Traînées bleu-blanc-rouge de la patrouille de France
Légion d’honneur, ordre national du Mérite, remises à des gardiens de la paix qui ont tout tenté pour arrêter la course meurtrière du camion. A des sapeurs-pompiers, des hospitaliers, à pied d’oeuvre toute la nuit auprès des victimes. A de simples citoyens que la peur a transcendés. Comme Franck Terrier, celui qui, à scooter et au péril de sa vie, a tout essayé pour arrêter le massacre. Le Niçois est fait chevalier de la Légion d’honneur par Christian Estrosi. La tribune, debout, lui rend hommage. Reconnaissante. Les Niçois ont envie qu’il le sache.

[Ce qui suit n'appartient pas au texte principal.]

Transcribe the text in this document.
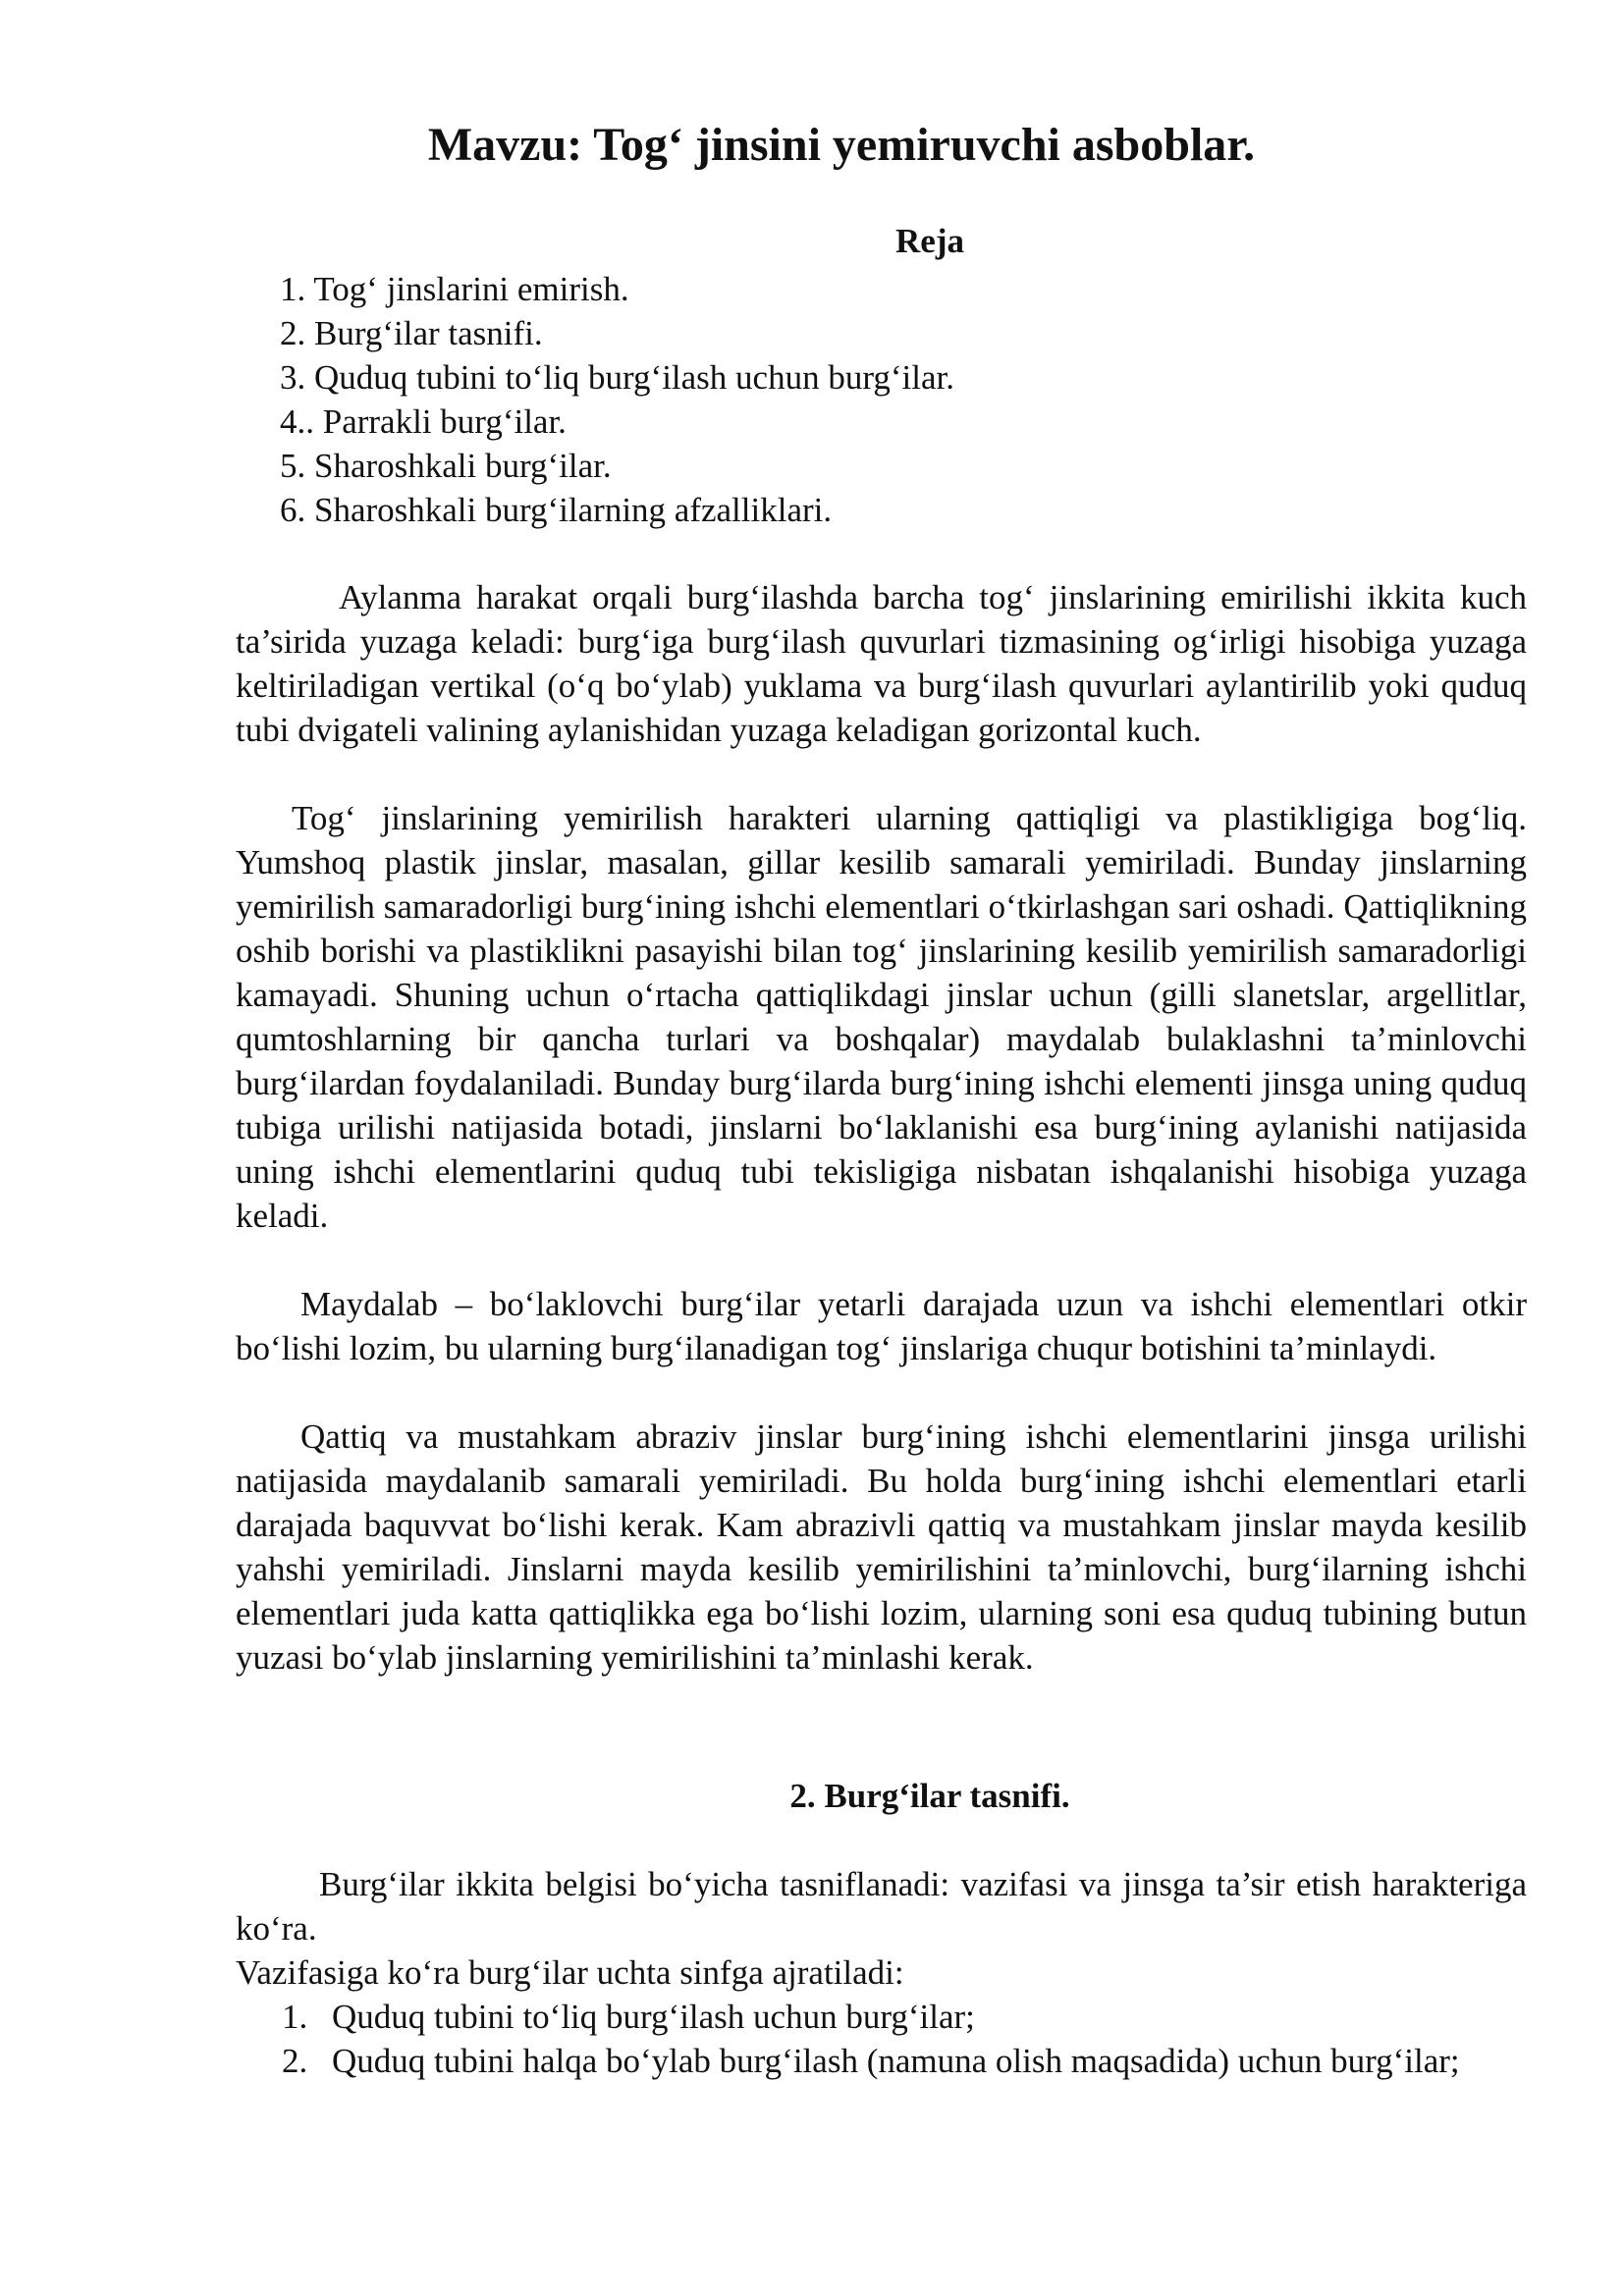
Mavzu: Tog‘ jinsini yemiruvchi asboblar.
Reja
1. Tog‘ jinslarini emirish.
2. Burg‘ilar tasnifi.
3. Quduq tubini to‘liq burg‘ilash uchun burg‘ilar.
4.. Parrakli burg‘ilar.
5. Sharoshkali burg‘ilar.
6. Sharoshkali burg‘ilarning afzalliklari.

Aylanma harakat orqali burg‘ilashda barcha tog‘ jinslarining emirilishi ikkita kuch ta’sirida yuzaga keladi: burg‘iga burg‘ilash quvurlari tizmasining og‘irligi hisobiga yuzaga keltiriladigan vertikal (o‘q bo‘ylab) yuklama va burg‘ilash quvurlari aylantirilib yoki quduq tubi dvigateli valining aylanishidan yuzaga keladigan gorizontal kuch.

Tog‘ jinslarining yemirilish harakteri ularning qattiqligi va plastikligiga bog‘liq. Yumshoq plastik jinslar, masalan, gillar kesilib samarali yemiriladi. Bunday jinslarning yemirilish samaradorligi burg‘ining ishchi elementlari o‘tkirlashgan sari oshadi. Qattiqlikning oshib borishi va plastiklikni pasayishi bilan tog‘ jinslarining kesilib yemirilish samaradorligi kamayadi. Shuning uchun o‘rtacha qattiqlikdagi jinslar uchun (gilli slanetslar, argellitlar, qumtoshlarning bir qancha turlari va boshqalar) maydalab bulaklashni ta’minlovchi burg‘ilardan foydalaniladi. Bunday burg‘ilarda burg‘ining ishchi elementi jinsga uning quduq tubiga urilishi natijasida botadi, jinslarni bo‘laklanishi esa burg‘ining aylanishi natijasida uning ishchi elementlarini quduq tubi tekisligiga nisbatan ishqalanishi hisobiga yuzaga keladi.

Maydalab – bo‘laklovchi burg‘ilar yetarli darajada uzun va ishchi elementlari otkir bo‘lishi lozim, bu ularning burg‘ilanadigan tog‘ jinslariga chuqur botishini ta’minlaydi.

Qattiq va mustahkam abraziv jinslar burg‘ining ishchi elementlarini jinsga urilishi natijasida maydalanib samarali yemiriladi. Bu holda burg‘ining ishchi elementlari etarli darajada baquvvat bo‘lishi kerak. Kam abrazivli qattiq va mustahkam jinslar mayda kesilib yahshi yemiriladi. Jinslarni mayda kesilib yemirilishini ta’minlovchi, burg‘ilarning ishchi elementlari juda katta qattiqlikka ega bo‘lishi lozim, ularning soni esa quduq tubining butun yuzasi bo‘ylab jinslarning yemirilishini ta’minlashi kerak.

2. Burg‘ilar tasnifi.

Burg‘ilar ikkita belgisi bo‘yicha tasniflanadi: vazifasi va jinsga ta’sir etish harakteriga ko‘ra.

Vazifasiga ko‘ra burg‘ilar uchta sinfga ajratiladi:

1. Quduq tubini to‘liq burg‘ilash uchun burg‘ilar;
2. Quduq tubini halqa bo‘ylab burg‘ilash (namuna olish maqsadida) uchun burg‘ilar;
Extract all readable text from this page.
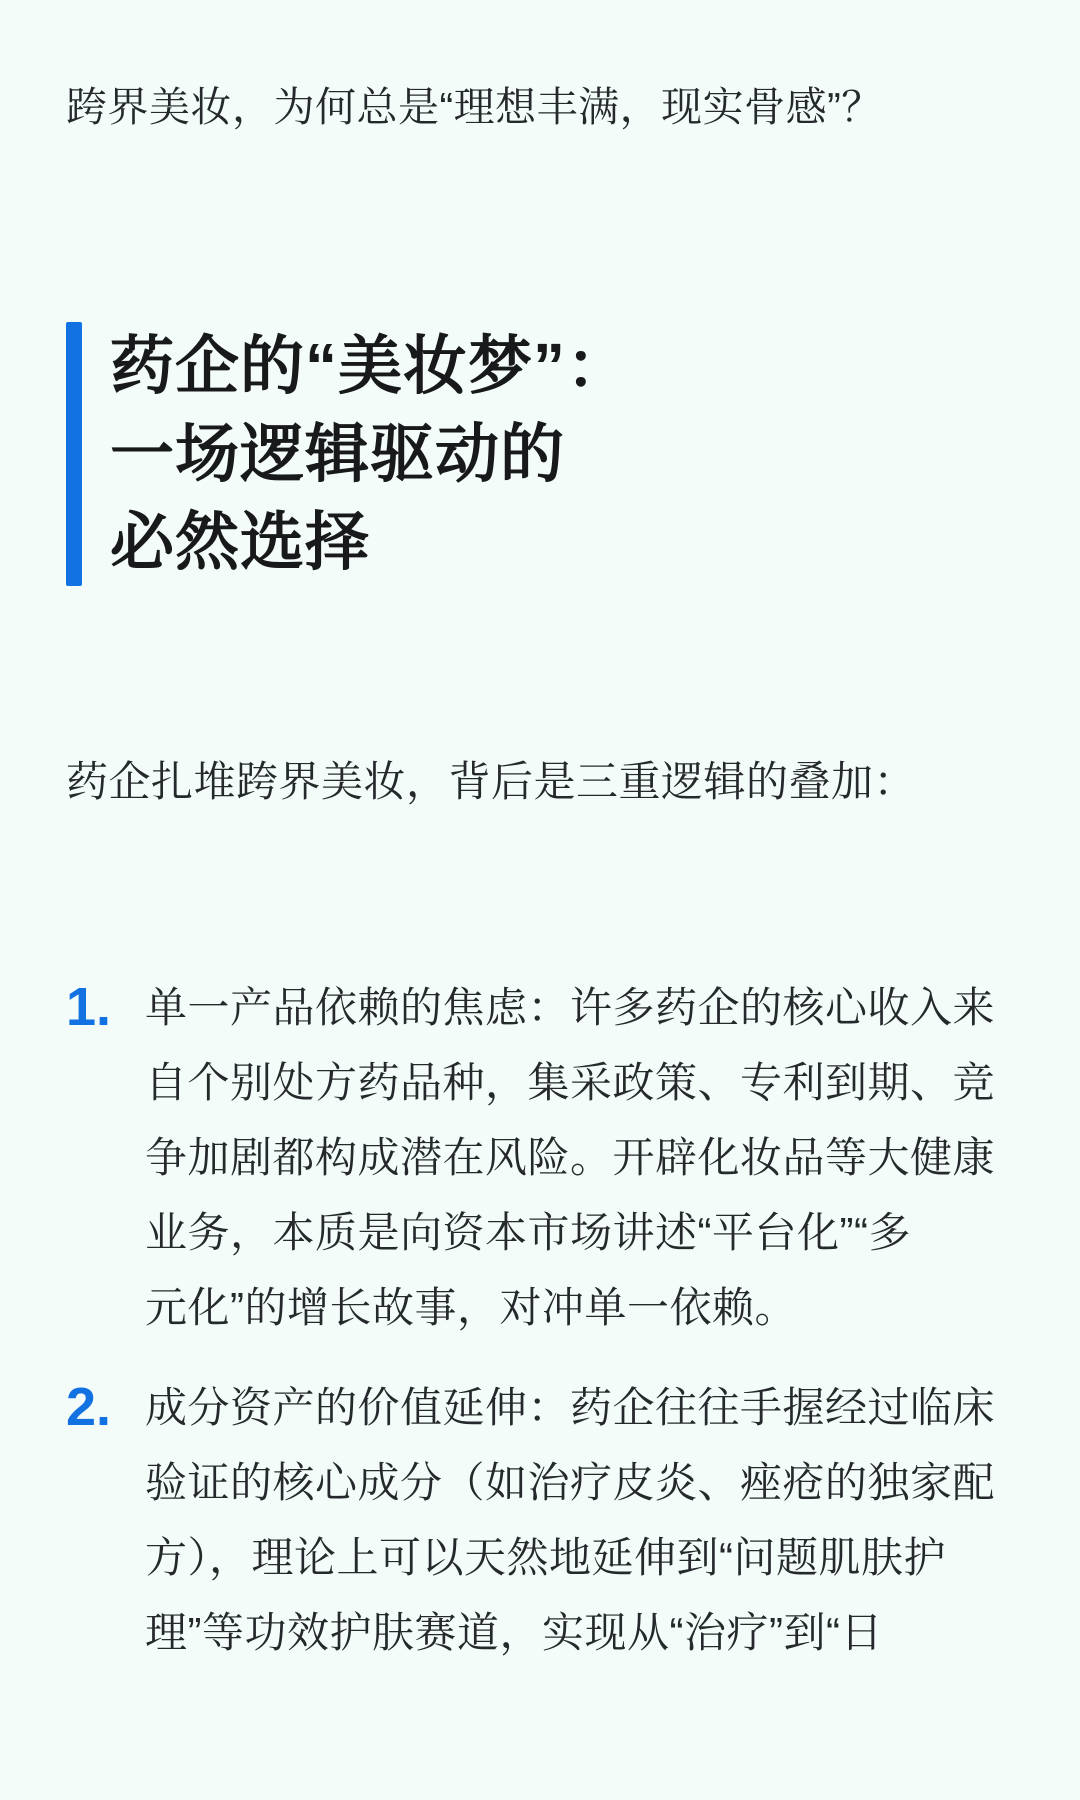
跨界美妆，为何总是“理想丰满，现实骨感”？
药企的“美妆梦”：
一场逻辑驱动的
必然选择

药企扎堆跨界美妆，背后是三重逻辑的叠加：

1. 单一产品依赖的焦虑：许多药企的核心收入来
自个别处方药品种，集采政策、专利到期、竞
争加剧都构成潜在风险。开辟化妆品等大健康
业务，本质是向资本市场讲述“平台化”“多
元化”的增长故事，对冲单一依赖。
2. 成分资产的价值延伸：药企往往手握经过临床
验证的核心成分（如治疗皮炎、痤疮的独家配
方），理论上可以天然地延伸到“问题肌肤护
理”等功效护肤赛道，实现从“治疗”到“日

Franck Terrier est longuement ovationné... C’est à 16 h 30 que l’hommage national avait débuté avec le passage en revue des troupes et un défilé de l’avenue Felix Faure à l’avenue de Verdun, afin de rendre les honneurs militaires au président de la République. Puis le vol si spectaculaire des Aphajet de la Patrouille de France et de l’escadron02.008 « Nice ». Et leurs traces aux couleurs de la France. Ce bleu-blancrouge qui s’est, pianissimo, dispersé dans le ciel.